Hepatite  aguda  viral
Lam. A. 345

 
            É incomum a observação da hepatite aguda por virus na prática diária de Anatomia Patológica. Habitualmente, a doença é diagnosticada por dados clínicos e laboratoriais, e regride espontaneamente ou evolui para cronicidade. O paciente não é submetido a biópsia hepática. Este, porém,  foi um caso excepcionalmente grave, que levou à insuficiência hepática, exigindo transplante. O fígado foi enviado para exame anátomo-patológico, do qual procede a lâmina abaixo. Dados clínicos e sorológicos demonstraram como agente etiológico o virus B da hepatite (HBV), mas a morfologia é inespecífica e outros agentes (como o HCV) poderiam causar aspecto semelhante. 

 
Houve necrose extensa dos hepatócitos, resultando em perda do padrão lobular do fígado. Observam-se agrupamentos de hepatócitos (pseudolóbulos) separados por tecido conjuntivo com infiltrado inflamatório crônico inespecífico e ductos biliares proliferados. O tecido conjuntivo deriva em grande parte de colapso do arcabouço reticulínico dos lóbulos hepáticos após necrose (ou apoptose) dos hepatócitos. Há também marcada colestase intra e extrahepatocítica. 

 

 
HEPATÓCITOS BALONIZADOS.  Muitos hepatócitos na hepatite aguda mostram citoplasma abundante e claro por entrada de água, com dispersão das organelas. Os grânulos pardacentos no citoplasma são de pigmento biliar (bilirrubina). A entrada de água se deve a distúrbios metabólicos da célula, especialmente da bomba de sódio da membrana plasmática, por efeito direto do virus ou de ataque de células imunes. Presumivelmente são células gravemente lesadas e destinadas a morrer.

 
COLESTASE. Uma das conseqüências da hepatite aguda é o acúmulo de bilirrubina dentro e fora dos hepatócitos (colestase intra-e extrahepatocítica), bem como sua passagem para a circulação sanguínea, dando icterícia. A célula não é capaz de excretar a bilirrubina  que conjuga, acumulando-a no citoplasma. A retenção nos canalículos e ductos biliares é explicada em parte por tumefação dos hepatócitos (ver acima) e edema intersticial. A necrose de hepatócitos desestrutura os canalículos biliares, que não têm parede própria, sendo constituídos por segmentos especializados da membrana externa dos próprios hepatócitos. A perda de hepatócitos leva ao extravasamento da bile para o interstício e daí para o sangue. No sangue, predomina a bilirrubina conjugada.

 
ATIVIDADE REGENERATIVA.  Hepatócitos normais raramente se dividem, mas conservam esta capacidade por toda vida. Após uma agressão, como numa hepatite viral, observa-se intensa atividade regenerativa, com mitoses e células bi- ou trinucleadas. Os núcleos são volumosos, com nucléolos evidentes, indicando elevada síntese proteica. Há também marcada proliferação dos ductos biliares, pois as células em regeneração podem se diferenciar tanto em hepatócitos quanto em células ductais. 

 
FIBRAS RETICULÍNICAS.  A impregnação pela prata para fibras reticulínicas é uma técnica muito usada para avaliar a arquitetura do fígado.

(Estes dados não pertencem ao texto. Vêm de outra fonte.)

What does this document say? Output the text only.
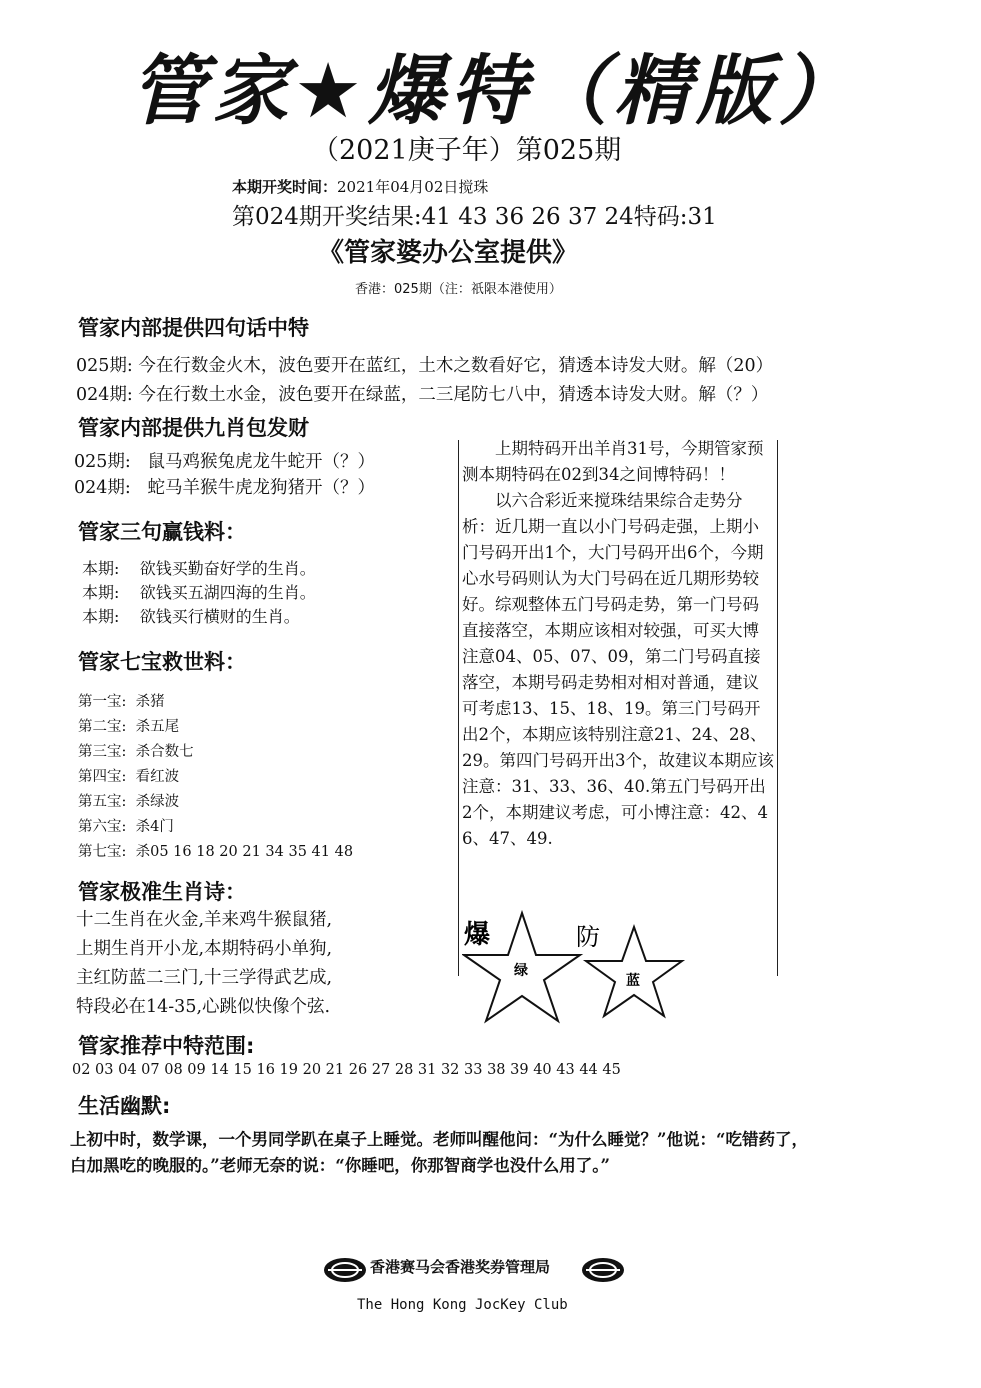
管家★爆特（精版）
（2021庚子年）第025期
本期开奖时间：2021年04月02日搅珠
第024期开奖结果:41 43 36 26 37 24特码:31
《管家婆办公室提供》
香港：025期（注：祇限本港使用）
管家内部提供四句话中特
025期: 今在行数金火木，波色要开在蓝红，土木之数看好它，猜透本诗发大财。解（20）
024期: 今在行数土水金，波色要开在绿蓝，二三尾防七八中，猜透本诗发大财。解（？）
管家内部提供九肖包发财
025期: 鼠马鸡猴兔虎龙牛蛇开（？）
024期: 蛇马羊猴牛虎龙狗猪开（？）
管家三句赢钱料：
本期: 欲钱买勤奋好学的生肖。
本期: 欲钱买五湖四海的生肖。
本期: 欲钱买行横财的生肖。
管家七宝救世料：
第一宝: 杀猪
第二宝: 杀五尾
第三宝: 杀合数七
第四宝: 看红波
第五宝: 杀绿波
第六宝: 杀4门
第七宝: 杀05 16 18 20 21 34 35 41 48
管家极准生肖诗：
十二生肖在火金,羊来鸡牛猴鼠猪,
上期生肖开小龙,本期特码小单狗,
主红防蓝二三门,十三学得武艺成,
特段必在14-35,心跳似快像个弦.

上期特码开出羊肖31号，今期管家预测本期特码在02到34之间博特码！！

以六合彩近来搅珠结果综合走势分析：近几期一直以小门号码走强，上期小门号码开出1个，大门号码开出6个，今期心水号码则认为大门号码在近几期形势较好。综观整体五门号码走势，第一门号码直接落空，本期应该相对较强，可买大博注意04、05、07、09，第二门号码直接落空，本期号码走势相对相对普通，建议可考虑13、15、18、19。第三门号码开出2个，本期应该特别注意21、24、28、29。第四门号码开出3个，故建议本期应该注意：31、33、36、40.第五门号码开出2个，本期建议考虑，可小博注意：42、46、47、49.

爆
绿
防
蓝
管家推荐中特范围:
02 03 04 07 08 09 14 15 16 19 20 21 26 27 28 31 32 33 38 39 40 43 44 45
生活幽默:
上初中时，数学课，一个男同学趴在桌子上睡觉。老师叫醒他问：“为什么睡觉？”他说：“吃错药了，
白加黑吃的晚服的。”老师无奈的说：“你睡吧，你那智商学也没什么用了。”
香港赛马会香港奖券管理局
The Hong Kong JocKey Club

Em aumento fraco, os pseudolóbulos de hepatócitos remanescentes destacam-se em tom marrom escuro contra o fundo claro do tecido conjuntivo, dando idéia da proporção de parênquima hepático perdido. Normalmente, as fibras reticulínicas acompanham os hepatócitos e delimitam os sinusóides. Onde houve necrose recente os restos de hepatócitos são ainda visíveis entre as fibras. Depois, são eliminados e as fibras aproximam-se (colapso do arcabouço reticulínico). No caso aqui apresentado, a desorganização da arquitetura foi intensa demais para permitir regeneração ordenada dos hepatócitos e reconstituição do parênquima à integridade. A evolução, no caso de sobrevida sem transplante, seria para cirrose, dita pós-necrótica.